Foi numa tarde, numa linda tarde... A luz do sol entrando pela janela, iluminando nossos rostos com um brilho dourado. Você do meu lado, meio quieto, meio distante, mas estava do meu lado. Era silêncio, tudo era silêncio, um silêncio que dizia tudo, sem precisar falar, sem precisar tocar, no fundo eu sabia...
 Podia-se ouvir o relógio, que com seus ponteiros nos apressava, nós não podíamos demorar, mas não tínhamos coragem, alguma coisa fazia com que desistíssemos no meio do caminho. Um sussurro ou objeto que caía tirava a monotonia. Tentava encontrar um assunto, mas nada vinha. Também não precisava.

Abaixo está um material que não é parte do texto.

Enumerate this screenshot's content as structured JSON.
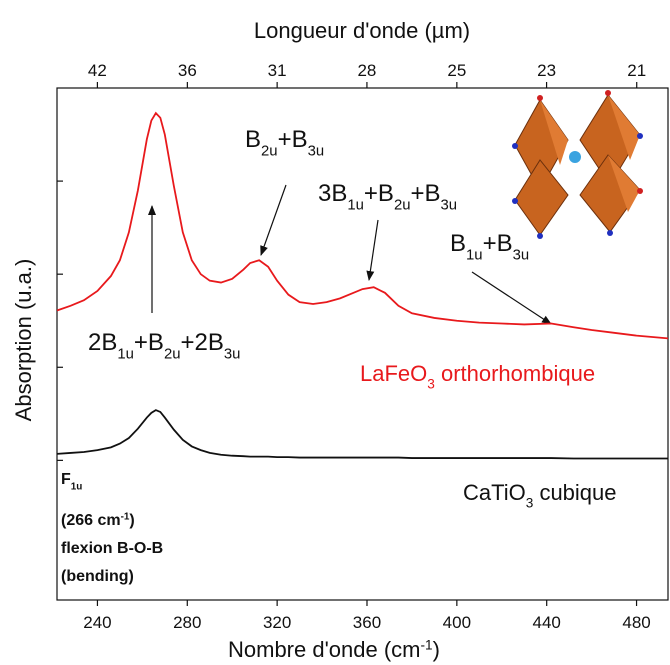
{
  "chart_data": {
    "type": "line",
    "x2label": "Longueur d'onde (µm)",
    "xlabel": [
      "Nombre d'onde (cm",
      "-1",
      ")"
    ],
    "ylabel": "Absorption (u.a.)",
    "xlim": [
      222,
      494
    ],
    "xticks": [
      240,
      280,
      320,
      360,
      400,
      440,
      480
    ],
    "x2ticks": [
      {
        "value": 41.67,
        "label": "42"
      },
      {
        "value": 35.71,
        "label": "36"
      },
      {
        "value": 31.25,
        "label": "31"
      },
      {
        "value": 27.78,
        "label": "28"
      },
      25,
      {
        "value": 22.73,
        "label": "23"
      },
      {
        "value": 20.83,
        "label": "21"
      }
    ],
    "ylim": [
      -1.5,
      4
    ],
    "yticks": [
      0,
      1,
      2,
      3
    ],
    "x": [
      222,
      228,
      234,
      240,
      246,
      250,
      254,
      258,
      262,
      264,
      266,
      268,
      270,
      274,
      278,
      282,
      286,
      290,
      295,
      300,
      305,
      308,
      312,
      316,
      320,
      325,
      330,
      336,
      342,
      348,
      354,
      358,
      363,
      368,
      374,
      380,
      390,
      400,
      410,
      420,
      430,
      442,
      452,
      460,
      470,
      480,
      494
    ],
    "series": [
      {
        "name": [
          "LaFeO",
          "3",
          " orthorhombique"
        ],
        "color": "#e8191c",
        "values": [
          1.61,
          1.66,
          1.72,
          1.82,
          1.98,
          2.15,
          2.45,
          2.9,
          3.45,
          3.65,
          3.73,
          3.68,
          3.5,
          2.95,
          2.45,
          2.15,
          2.0,
          1.93,
          1.91,
          1.95,
          2.05,
          2.12,
          2.15,
          2.08,
          1.93,
          1.78,
          1.7,
          1.68,
          1.7,
          1.74,
          1.8,
          1.84,
          1.86,
          1.8,
          1.66,
          1.58,
          1.53,
          1.5,
          1.48,
          1.47,
          1.46,
          1.47,
          1.43,
          1.4,
          1.37,
          1.34,
          1.31
        ]
      },
      {
        "name": [
          "CaTiO",
          "3",
          " cubique"
        ],
        "color": "#111111",
        "values": [
          0.07,
          0.08,
          0.09,
          0.11,
          0.14,
          0.18,
          0.24,
          0.34,
          0.46,
          0.51,
          0.54,
          0.52,
          0.46,
          0.33,
          0.22,
          0.15,
          0.11,
          0.08,
          0.06,
          0.05,
          0.045,
          0.04,
          0.04,
          0.04,
          0.035,
          0.035,
          0.03,
          0.03,
          0.03,
          0.03,
          0.03,
          0.03,
          0.03,
          0.03,
          0.03,
          0.025,
          0.025,
          0.025,
          0.025,
          0.025,
          0.025,
          0.025,
          0.02,
          0.02,
          0.02,
          0.02,
          0.02
        ]
      }
    ],
    "annotations": [
      [
        "2B",
        "1u",
        "+B",
        "2u",
        "+2B",
        "3u"
      ],
      [
        "B",
        "2u",
        "+B",
        "3u"
      ],
      [
        "3B",
        "1u",
        "+B",
        "2u",
        "+B",
        "3u"
      ],
      [
        "B",
        "1u",
        "+B",
        "3u"
      ]
    ],
    "peak_note": [
      [
        "F",
        "1u"
      ],
      [
        "(266 cm",
        "-1",
        ")"
      ],
      [
        "flexion B-O-B"
      ],
      [
        "(bending)"
      ]
    ]
  }
}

 Embaixo da mesa, seu pé tocava o meu, seja de propósito, seja por acidente, não importava, eu gostava. Tentava causar um novo acidente para fazer nossos pés se tocarem novamente. Eu ri. Nós rimos, só conseguíamos rir. As mãos suadas não nos deixavam livres. O coração batia rápido como se estivéssemos em perigo, aquilo era bom. Parecia que ia durar para sempre. O barulho dos carros lá fora nos trazia de volta para a realidade, mas nós não queríamos voltar, não agora... Não podia acabar assim.
 Sede. Fui buscar algo na cozinha, de um lado da parede ele respirava aliviado, do outro lado, eu, com minhas pernas trêmulas tentava encontrar a água na geladeira. Bebemos, falamos algo sobre a água, é... na verdade estava gelada...
 Olhando para o branco rabiscado da mesa, nossos dedos se moviam um em direção ao outro, em uma velocidade tão pequena que pareciam não se mover...
 Finalmente. A ponta do meu dedo já conseguia tocar a ponta do seu. Era aquele o meu troféu. Eu segurava a sua mão, não acreditava naquilo, não parecia real. O nervosismo era imenso, parecíamos dois adolescentes prestes a dar o primeiro beijo de suas vidas... o que, de fato, era...
 Uma mão segurava a outra, uma mão puxava a outra... nossos corpos estavam se aproximando de maneira meio desajeitada, eu já conseguia sentir sua respiração. Minha perna tremia muito, chegamos a rir disso...
 Não faltava quase nada, os narizes se tocavam levemente como se estivessem com medo. Eu ainda pensava se deveria continuar ou não, eu poderia parar ali se quisesse, eu poderia evitar um destino inteiro se tivesse parado ali, eu poderia ter evitado... mas eu não evitei... eu queria aquilo mais que tudo.
  Eu já não conseguia ver direito, só sentia seu cheiro me drogando, me viciando, me puxando para cada vez mais perto. Não havia mais distância alguma. Eu estava acorrentado, não tinha mais saída. Nossos lábios se tocaram, aquela sensação percorreu todo o meu corpo como um furacão que leva tudo o que vê pela frente.
 Agora eu tinha certeza, era isso, era o que eu precisava. E agora eu tinha. Como em um passe de mágica eu me apaixonei... o culpado foi aquele beijo... aquele primeiro beijo.
O melhor que já tive...
Talvez, por ser um beijo de amor.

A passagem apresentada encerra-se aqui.